專輯的結構是一張複雜的網。它有大的循環——開頭曲《譯夢機》與結尾曲《Outsider》相接,歌詞都相互對照。《譯夢機》心電圖般的電鋼琴音效、多層的和聲、慵懶如心死的腔調像在描繪一個人在夢中、在麻木如夢的現實中的場景,而《Outsider》的氣氛恰恰相反,仿佛關於清醒,關於從夢中脫逃。雖然也用到了朦朧的電子音效,但泠冽的吉他與搖滾元素,卻關於夢境的最終醒來。《Outsider》與《譯夢機》在專輯首尾的連接,就像是夢境與現實之間的切換。這個始於《譯夢機》終於《Outsider》的大循環,是一個完整的噩夢走向清醒的過程。
它還有小的循環。《太空人》、《太空》、《太空船》恰好把專輯切成以三首歌為單位的等分四塊,每個部分各有色調,概念之間相互聯繫,比如《水仙花之死》的下半段裡說到泥沼重生,下一曲《男孩莊周》開頭就接上了泥沼重生的線索。比如《水仙花之死》的典故來自希臘神話中的自戀美男子Narcissus顧影自憐的故事,但卻有著一位回音女神Echo愛著他。這位回音女神曾受赫拉的懲罰,永遠不能第一個講話,只能鸚鵡學舌地重複他人說的話——這不就是用每一首歌的歌詞拼湊出的《回音收集員》嗎?
最後這些概念上的交錯,使專輯在文本上成了一個錯綜複雜的網,牢牢地握成一個整體。
精緻而豐富的細節與質感
概念說完了,再來說專輯的音樂部分。
初聽專輯,很容易被它的另類嚇到。但吳青峰依然對旋律相當敏感,因此儘管不走尋常路,但並不難入口。在製作上,不記工本的投入帶來了精緻而豐富的細節與質感。
專輯最容易入耳的幾首就是以「太空」為名的三首,《太空人》說了一個因平凡而不平凡的錯認曖昧,用小型交響樂為首尾模擬太空飛行的回憶,包裹起在日常中照常生活的感性敘事,從旋律到歌詞都是吳青峰最佳抒情的狀態。《太空》是廣為流傳的舊作,簡約的優美旋律不斷循環進黑夜的情緒化深淵。《太空船》致敬紅白機時代,用童年記憶回歸歡脫的場景。

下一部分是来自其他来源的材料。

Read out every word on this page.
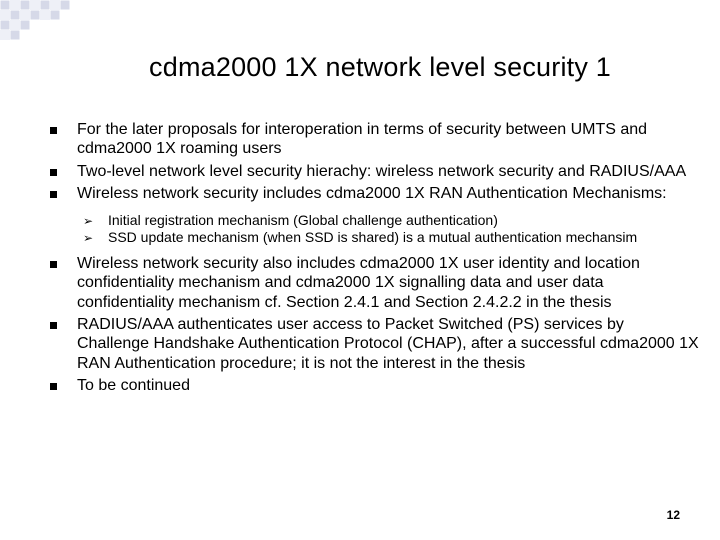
cdma2000 1X network level security 1
For the later proposals for interoperation in terms of security between UMTS and cdma2000 1X roaming users
Two-level network level security hierachy: wireless network security and RADIUS/AAA
Wireless network security includes cdma2000 1X RAN Authentication Mechanisms:
➢ Initial registration mechanism (Global challenge authentication)
➢ SSD update mechanism (when SSD is shared) is a mutual authentication mechansim
Wireless network security also includes cdma2000 1X user identity and location confidentiality mechanism and cdma2000 1X signalling data and user data confidentiality mechanism cf. Section 2.4.1 and Section 2.4.2.2 in the thesis
RADIUS/AAA authenticates user access to Packet Switched (PS) services by Challenge Handshake Authentication Protocol (CHAP), after a successful cdma2000 1X RAN Authentication procedure; it is not the interest in the thesis
To be continued
12
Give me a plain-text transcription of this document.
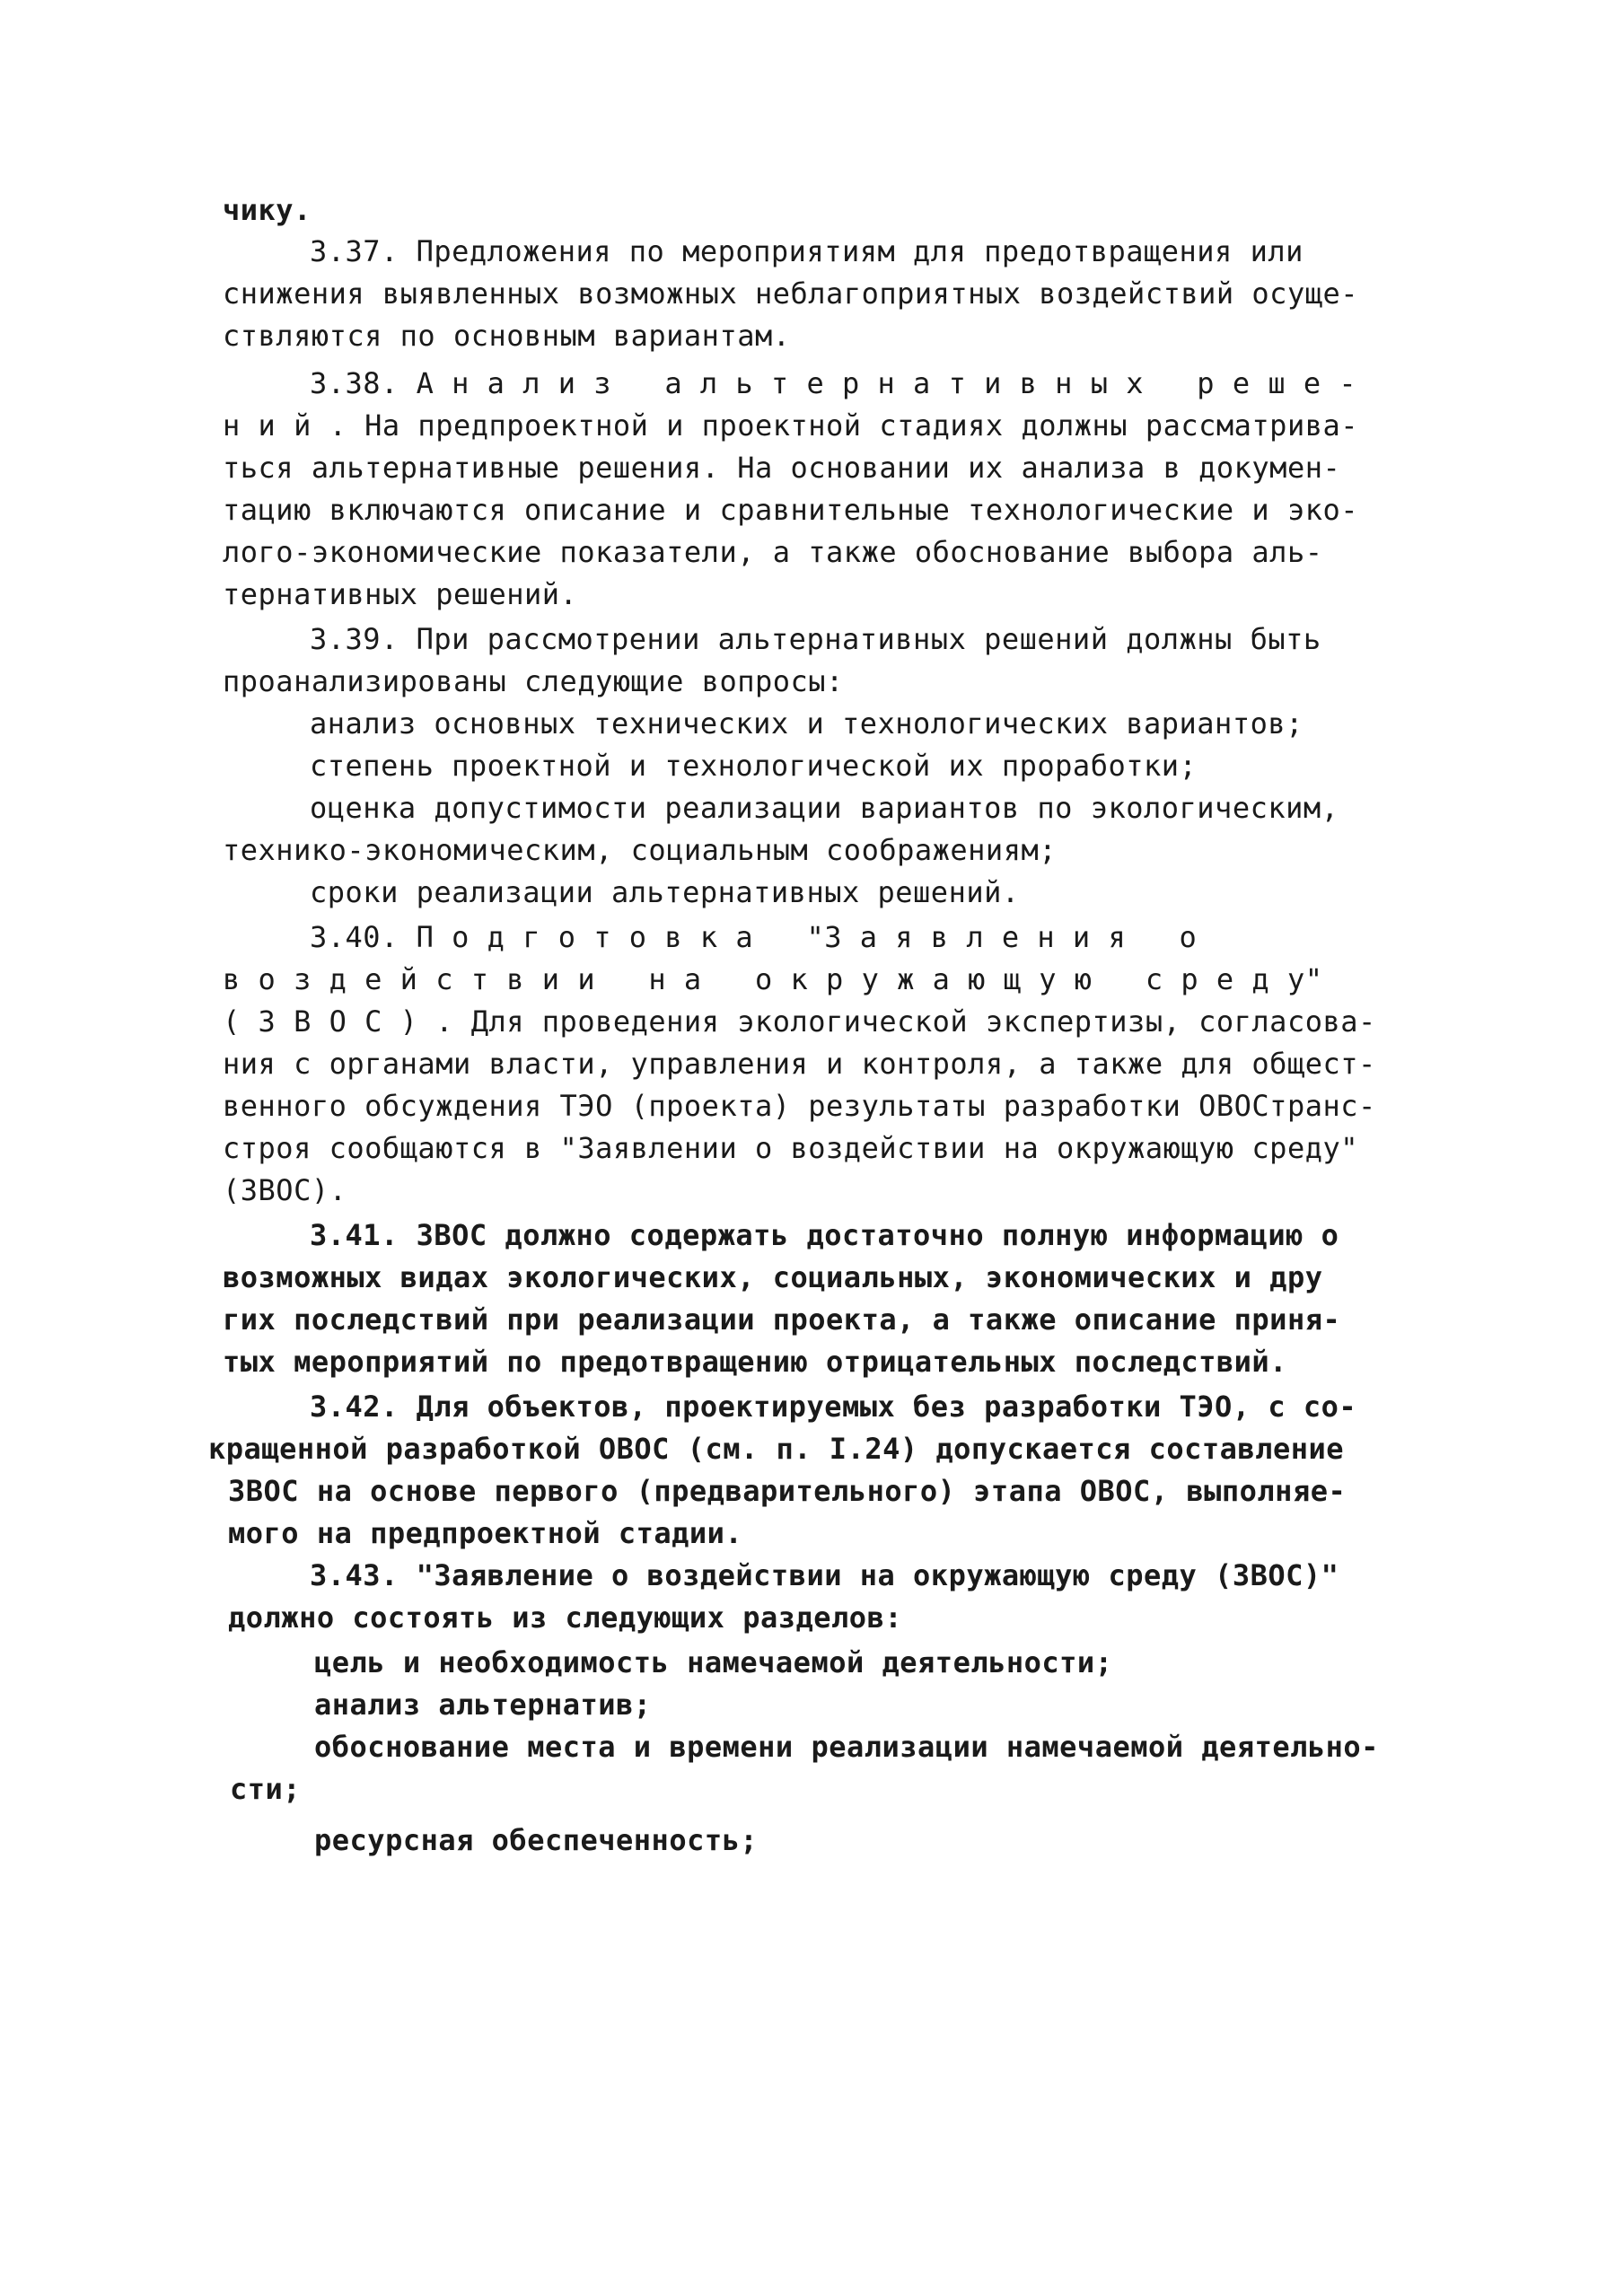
чику.
3.37. Предложения по мероприятиям для предотвращения или
снижения выявленных возможных неблагоприятных воздействий осуще-
ствляются по основным вариантам.
3.38. А н а л и з   а л ь т е р н а т и в н ы х   р е ш е -
н и й . На предпроектной и проектной стадиях должны рассматрива-
ться альтернативные решения. На основании их анализа в докумен-
тацию включаются описание и сравнительные технологические и эко-
лого-экономические показатели, а также обоснование выбора аль-
тернативных решений.
3.39. При рассмотрении альтернативных решений должны быть
проанализированы следующие вопросы:
анализ основных технических и технологических вариантов;
степень проектной и технологической их проработки;
оценка допустимости реализации вариантов по экологическим,
технико-экономическим, социальным соображениям;
сроки реализации альтернативных решений.
3.40. П о д г о т о в к а   "З а я в л е н и я   о
в о з д е й с т в и и   н а   о к р у ж а ю щ у ю   с р е д у"
( З В О С ) . Для проведения экологической экспертизы, согласова-
ния с органами власти, управления и контроля, а также для общест-
венного обсуждения ТЭО (проекта) результаты разработки ОВОСтранс-
строя сообщаются в "Заявлении о воздействии на окружающую среду"
(ЗВОС).
3.41. ЗВОС должно содержать достаточно полную информацию о
возможных видах экологических, социальных, экономических и дру
гих последствий при реализации проекта, а также описание приня-
тых мероприятий по предотвращению отрицательных последствий.
3.42. Для объектов, проектируемых без разработки ТЭО, с со-
кращенной разработкой ОВОС (см. п. I.24) допускается составление
ЗВОС на основе первого (предварительного) этапа ОВОС, выполняе-
мого на предпроектной стадии.
3.43. "Заявление о воздействии на окружающую среду (ЗВОС)"
должно состоять из следующих разделов:
цель и необходимость намечаемой деятельности;
анализ альтернатив;
обоснование места и времени реализации намечаемой деятельно-
сти;
ресурсная обеспеченность;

三首「太空」依然遵循基本的流行曲範式,旋律優美,易於接受,同時在結構上不至於給人太大的焦慮,是專輯中的甜品。
餘下的歌曲裡則接續了另類流行的血統。曾有人說這張專輯中聽到了範曉萱、王菲、楊乃文等人的影子,這個觀察是由於專輯裡大量吸取上世紀九十年代在華語樂壇流行的藝術古典系與英倫系另類流行的營養。這張專輯不當代也不都市,他寫歌的方法不是現在歐美音樂和華語都市流行裡那種基於beat和hook拓展的思路,更像是一條條旋律線的交織,更接近注重旋律美感的經典華語流行根基,不是盤旋上升式的,而是線性發展式的,只是在編曲和結構上不時嵌套出實驗音樂的影子。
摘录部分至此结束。